Je n’avais déjà pas beaucoup confiance en moi, et j’ai « logiquement » pensé que c’était moi le problème et qu’il fallait j’agisse pour justement devenir une personne « meilleure », avec qui on aurait envie d’être. Ces croyances n’ont pas mis longtemps à déteindre sur ma vie professionnelle et peu à peu, j’ai commencé à dévorer les vidéos et autres articles en ligne qui me disaient comment être plus productive, comment avoir le job de mes rêves en devenant l’employée pro-active, qui prend des initiatives, qui remet en question intelligemment son travail pour pouvoir donner encore plus dans l’optique d’un avenir professionnel meilleur.

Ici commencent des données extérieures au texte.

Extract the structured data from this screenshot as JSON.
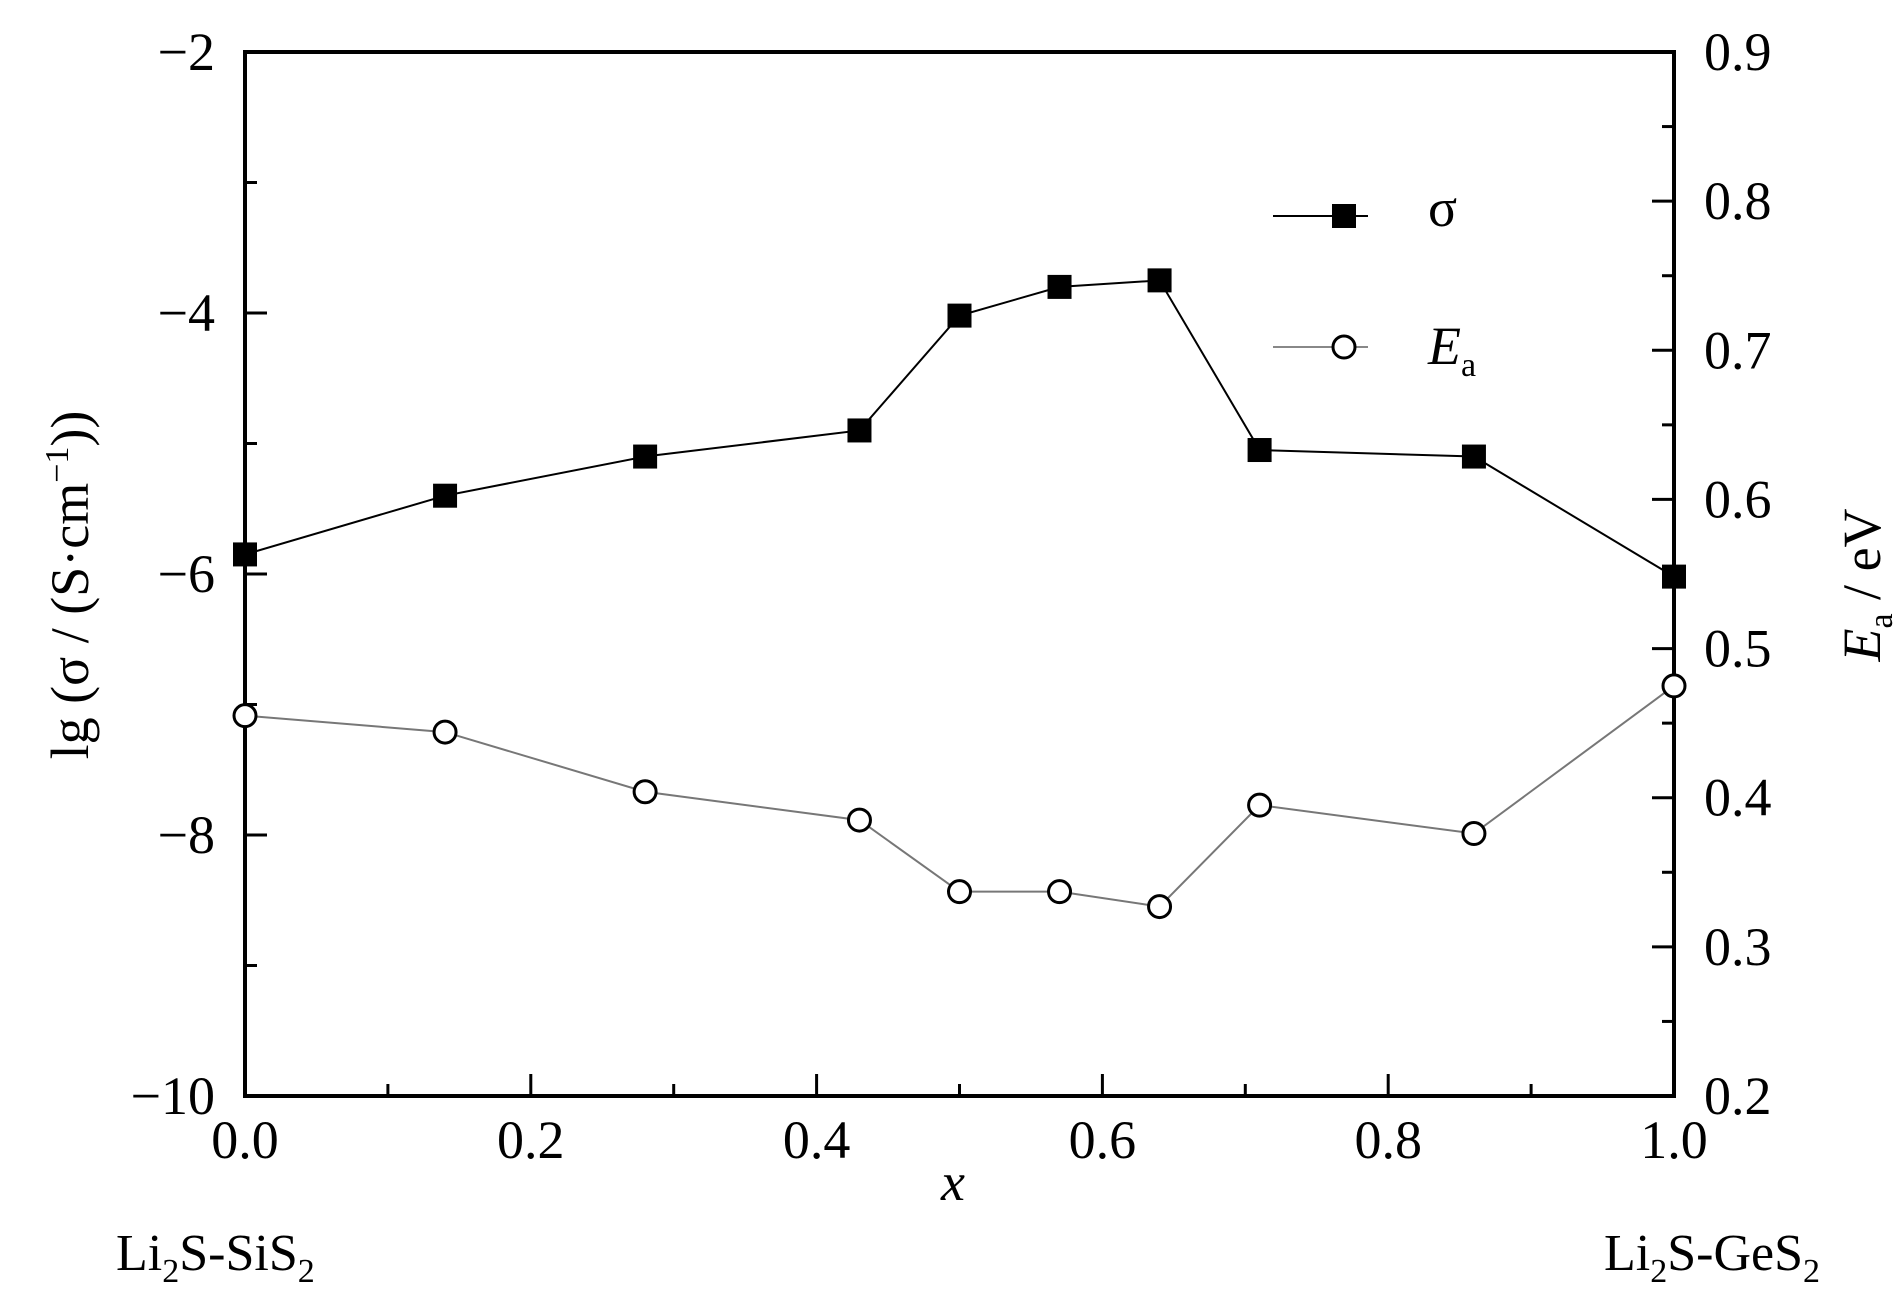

Et avec le recul, je pense que c’est un des premiers pièges du développement personnel dans lequel il est le plus facile de tomber. On est bombardés à longueur de temps d’injonctions à faire toujours plus, toujours mieux. Quand on a un tempérament sensible au burn-out, on a envie de bien faire, alors on écoute tout ces gurus modernes. On se lève très tôt le matin pour faire notre sport, manger bien, méditer, passer une super journée au bureau et ensuite travailler en soirée sur son side-project. En plus, il faut quand même prendre le temps de lire et de bien dormir. Et tout ça, sans tomber dans l’épuisement professionnel !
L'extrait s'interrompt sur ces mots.